Elle l'emmena vers une des chambres du manoir. Bellatrix ouvrit brusquement la porte et balaya la pièce d'un regard glacial. Sur le lit double de la chambre, un jeune garçon était installé et semblait plongé dans une discussion désopilante. Bellatrix ne vit pas tout de suite son interlocuteur mais bientôt l'elfe de maison bondit près des nouveaux venus et se courba exagérément.
– Maîtresse Bellatrix et son ami Monsieur Lestrange désirent-ils quelque chose ? Kreattur est à votre service !
Bellatrix contempla l'elfe avec mépris sans prendre la peine de répondre avant de se tourner vers son cousin qui paraissait outré d'une telle irruption dans sa chambre.
– Que fais-tu, Regulus ? Tu tiens compagnie à ton elfe ? demanda Bellatrix sans cacher sa surprise et son dégoût.
Le jeune garçon rougit violemment et lança un regard très mauvais à sa cousine.
– Que faites-vous ici ? lança-t-il à la place.
Rodolphus laissa échapper un rire moqueur puis se tourna vers Bellatrix, semblant se poser également la même question.
– Rodolphus et moi devons parler, et puisque la chambre d'ami abrite déjà les affaires des parents de Rodolphus, j'aimerais que tu déguerpisses, expliqua-t-elle d'une voix froide.
– Quoi ? Mais non, c'est ma chambre ! Vous n'avez qu'à aller embêter Sirius ! rouspéta Regulus avec aigreur.
– File d'ici ! s'écria Bellatrix.
Le jeune garçon et l'elfe quittèrent la pièce sans demander leur reste. Rodolphus la regardait toujours avec ce sourire railleur. La jeune fille n'y fit pas attention et s'installa sur le lit de son cousin.

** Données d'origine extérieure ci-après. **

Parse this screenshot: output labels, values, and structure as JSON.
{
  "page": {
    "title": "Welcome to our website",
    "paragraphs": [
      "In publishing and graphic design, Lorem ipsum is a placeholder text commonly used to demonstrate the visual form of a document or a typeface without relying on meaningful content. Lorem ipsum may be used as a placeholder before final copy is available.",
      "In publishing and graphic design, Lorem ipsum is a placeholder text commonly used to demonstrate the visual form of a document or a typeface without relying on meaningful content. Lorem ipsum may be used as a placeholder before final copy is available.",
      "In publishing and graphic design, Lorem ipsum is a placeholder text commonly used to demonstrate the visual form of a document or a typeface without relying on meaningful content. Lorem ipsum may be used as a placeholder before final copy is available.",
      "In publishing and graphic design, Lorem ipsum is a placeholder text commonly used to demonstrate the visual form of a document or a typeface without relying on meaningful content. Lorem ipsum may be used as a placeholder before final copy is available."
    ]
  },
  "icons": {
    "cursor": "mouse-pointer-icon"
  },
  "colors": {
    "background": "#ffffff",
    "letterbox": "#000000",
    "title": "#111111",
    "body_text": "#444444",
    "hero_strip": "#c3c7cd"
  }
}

– Tu peux être un véritable tyran, dis-moi, remarqua Rodolphus avant de s'approcher à pas lents du lit.
– Merci ! le remercia Bellatrix, mais cesse de me faire des éloges et parle puisque c'est ce que tu voulais.
– Très bien, se reprit Rodolphus, perdant dans le même temps son sourire et son assurance.
Bellatrix leva un sourcil inquisiteur. Le silence s'éternisa quelques secondes puis Rodolphus prit une grande inspiration :
– Tu sais Bellatrix, ces dernières années n'étaient pas spécialement faciles pour moi non plus. Je n'avais jamais imaginé me marier si tôt… La décision que j'ai prise quand j'avais quatorze ans, je ne la regrette pas. Je t'ai choisi, Bellatrix, car tu es différente des autres. Ma mère n'a pas tout de suite compris mon choix. Il est vrai qu'il semble légèrement étrange de s'enticher d'une sorcière telle que toi. Tu es tellement désobéissante, tellement fourbe et peu docile. Tu rechignes même à devenir mère !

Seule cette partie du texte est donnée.